Stay in touch with spam ratings. Although different spam filters use different rating systems, there are a couple common words that email senders should stay away from. These are words which are popular with spammers, such as ‘free’ and ‘click’. The best way to check your email for words that result in a high spam rating is to send the email through to yourself, and ask your system administrator for the spam rating report.
Be aware of common email size limits. In the business to business environment especially, bills with masses of transactions can become quite sizable. Be cognizant of the common limitations on mail size set by system administrators, and build rules into your ebilling process to deal with these exceptions. Most businesses allow emails of up to 2 Megs, but no larger. In the consumer environment, be aware that some of your customers might be on dial-up. That means that files over 100kb take a while to download and can cause frustration.

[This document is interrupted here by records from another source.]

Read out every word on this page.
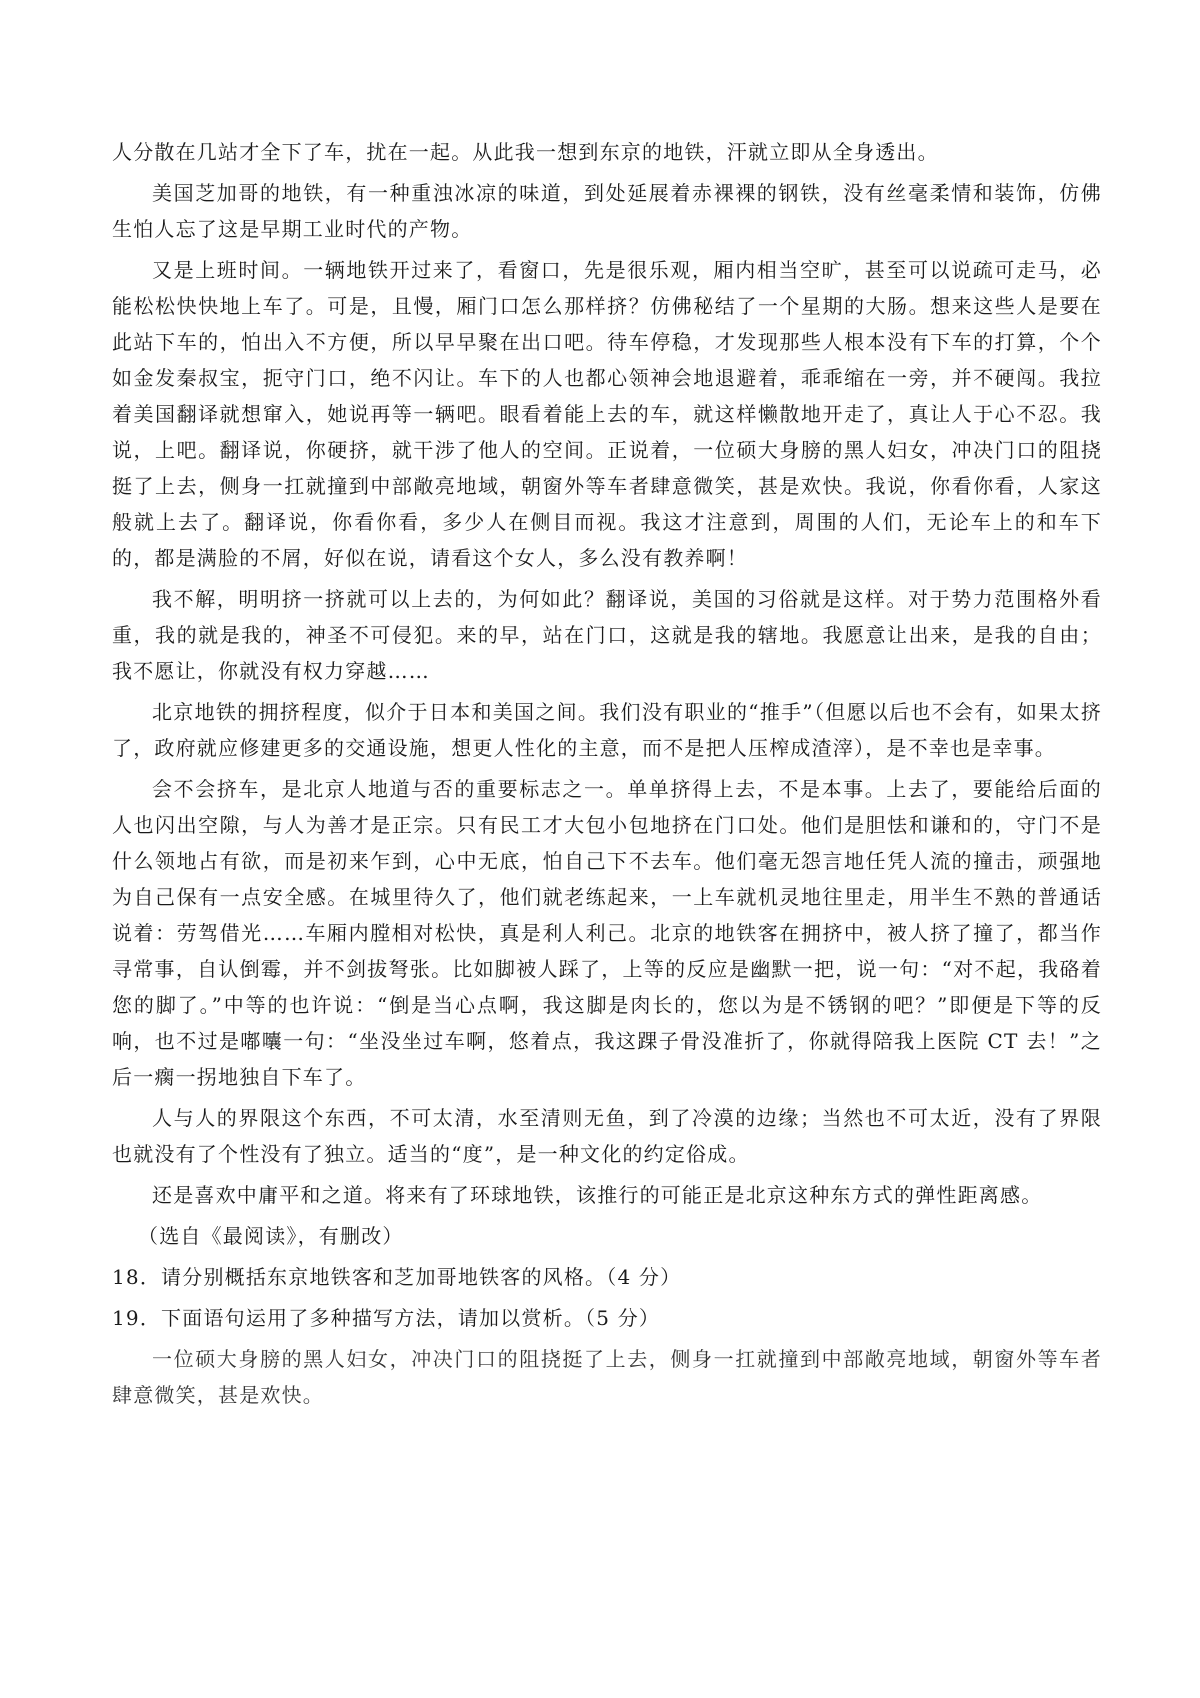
人分散在几站才全下了车，扰在一起。从此我一想到东京的地铁，汗就立即从全身透出。

美国芝加哥的地铁，有一种重浊冰凉的味道，到处延展着赤裸裸的钢铁，没有丝毫柔情和装饰，仿佛生怕人忘了这是早期工业时代的产物。

又是上班时间。一辆地铁开过来了，看窗口，先是很乐观，厢内相当空旷，甚至可以说疏可走马，必能松松快快地上车了。可是，且慢，厢门口怎么那样挤？仿佛秘结了一个星期的大肠。想来这些人是要在此站下车的，怕出入不方便，所以早早聚在出口吧。待车停稳，才发现那些人根本没有下车的打算，个个如金发秦叔宝，扼守门口，绝不闪让。车下的人也都心领神会地退避着，乖乖缩在一旁，并不硬闯。我拉着美国翻译就想窜入，她说再等一辆吧。眼看着能上去的车，就这样懒散地开走了，真让人于心不忍。我说，上吧。翻译说，你硬挤，就干涉了他人的空间。正说着，一位硕大身膀的黑人妇女，冲决门口的阻挠挺了上去，侧身一扛就撞到中部敞亮地域，朝窗外等车者肆意微笑，甚是欢快。我说，你看你看，人家这般就上去了。翻译说，你看你看，多少人在侧目而视。我这才注意到，周围的人们，无论车上的和车下的，都是满脸的不屑，好似在说，请看这个女人，多么没有教养啊！

我不解，明明挤一挤就可以上去的，为何如此？翻译说，美国的习俗就是这样。对于势力范围格外看重，我的就是我的，神圣不可侵犯。来的早，站在门口，这就是我的辖地。我愿意让出来，是我的自由；我不愿让，你就没有权力穿越……

北京地铁的拥挤程度，似介于日本和美国之间。我们没有职业的“推手”（但愿以后也不会有，如果太挤了，政府就应修建更多的交通设施，想更人性化的主意，而不是把人压榨成渣滓），是不幸也是幸事。

会不会挤车，是北京人地道与否的重要标志之一。单单挤得上去，不是本事。上去了，要能给后面的人也闪出空隙，与人为善才是正宗。只有民工才大包小包地挤在门口处。他们是胆怯和谦和的，守门不是什么领地占有欲，而是初来乍到，心中无底，怕自己下不去车。他们毫无怨言地任凭人流的撞击，顽强地为自己保有一点安全感。在城里待久了，他们就老练起来，一上车就机灵地往里走，用半生不熟的普通话说着：劳驾借光……车厢内膛相对松快，真是利人利己。北京的地铁客在拥挤中，被人挤了撞了，都当作寻常事，自认倒霉，并不剑拔弩张。比如脚被人踩了，上等的反应是幽默一把，说一句：“对不起，我硌着您的脚了。”中等的也许说：“倒是当心点啊，我这脚是肉长的，您以为是不锈钢的吧？”即便是下等的反响，也不过是嘟囔一句：“坐没坐过车啊，悠着点，我这踝子骨没准折了，你就得陪我上医院 CT 去！”之后一瘸一拐地独自下车了。

人与人的界限这个东西，不可太清，水至清则无鱼，到了冷漠的边缘；当然也不可太近，没有了界限也就没有了个性没有了独立。适当的“度”，是一种文化的约定俗成。

还是喜欢中庸平和之道。将来有了环球地铁，该推行的可能正是北京这种东方式的弹性距离感。

（选自《最阅读》，有删改）

18．请分别概括东京地铁客和芝加哥地铁客的风格。（4 分）

19．下面语句运用了多种描写方法，请加以赏析。（5 分）

一位硕大身膀的黑人妇女，冲决门口的阻挠挺了上去，侧身一扛就撞到中部敞亮地域，朝窗外等车者肆意微笑，甚是欢快。
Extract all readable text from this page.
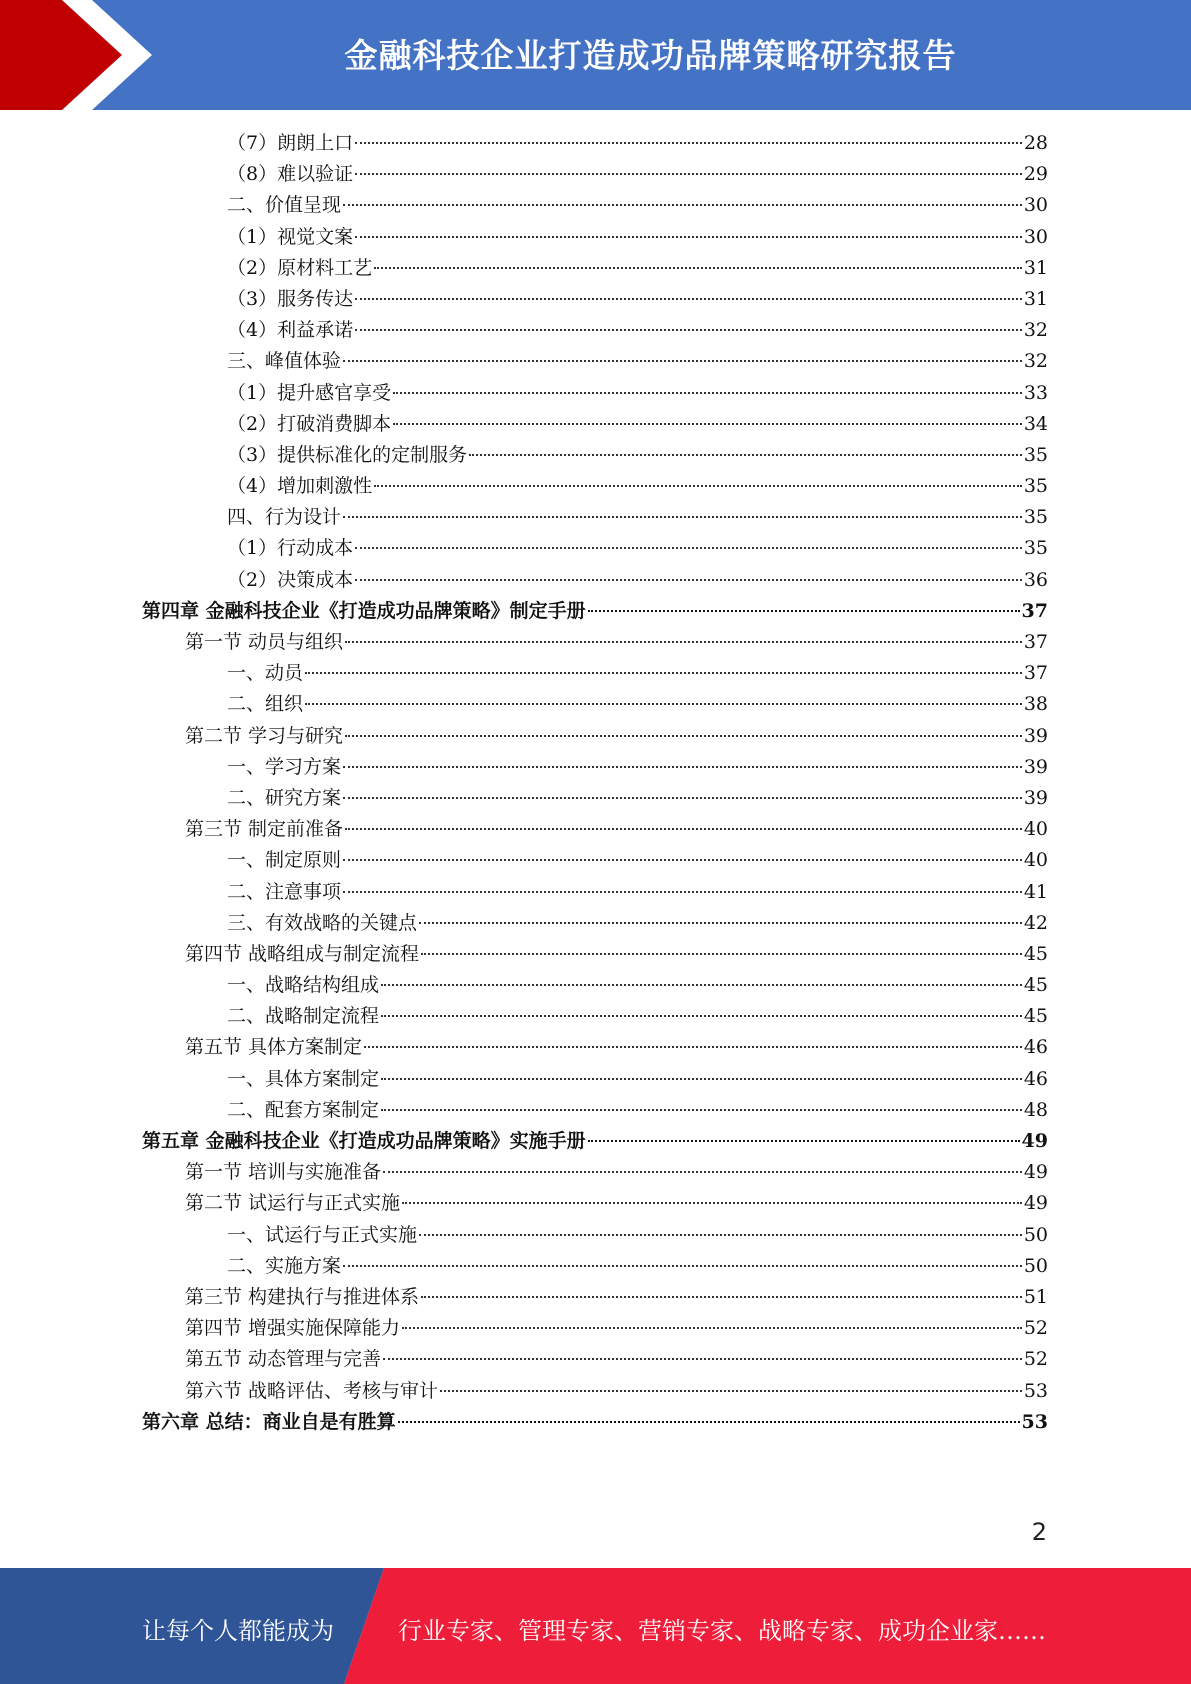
金融科技企业打造成功品牌策略研究报告
（7）朗朗上口	28
（8）难以验证	29
二、价值呈现	30
（1）视觉文案	30
（2）原材料工艺	31
（3）服务传达	31
（4）利益承诺	32
三、峰值体验	32
（1）提升感官享受	33
（2）打破消费脚本	34
（3）提供标准化的定制服务	35
（4）增加刺激性	35
四、行为设计	35
（1）行动成本	35
（2）决策成本	36
第四章 金融科技企业《打造成功品牌策略》制定手册	37
第一节 动员与组织	37
一、动员	37
二、组织	38
第二节 学习与研究	39
一、学习方案	39
二、研究方案	39
第三节 制定前准备	40
一、制定原则	40
二、注意事项	41
三、有效战略的关键点	42
第四节 战略组成与制定流程	45
一、战略结构组成	45
二、战略制定流程	45
第五节 具体方案制定	46
一、具体方案制定	46
二、配套方案制定	48
第五章 金融科技企业《打造成功品牌策略》实施手册	49
第一节 培训与实施准备	49
第二节 试运行与正式实施	49
一、试运行与正式实施	50
二、实施方案	50
第三节 构建执行与推进体系	51
第四节 增强实施保障能力	52
第五节 动态管理与完善	52
第六节 战略评估、考核与审计	53
第六章 总结：商业自是有胜算	53
2
让每个人都能成为	行业专家、管理专家、营销专家、战略专家、成功企业家……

Watch your email formats. Pretty pictures and nicely formatted text might look good, but in some instances, HTML formatting will be the reason an email doesn’t get delivered. If a system administrator has decided that HTML coding or embedded graphics are potentially harmful, then an ebill attached to an HTML email might not make it through. Experiment with your recipient base to see if your delivery rates improve if you send the ebill attached to a plain text email. There might need to be a compromise between cosmetics and deliverability.
While email billing provides many benefits, such as faster billing cycles, customer self-service opportunities and measurable delivery statistics, it still needs to be nurtured and monitored to achieve maximum success.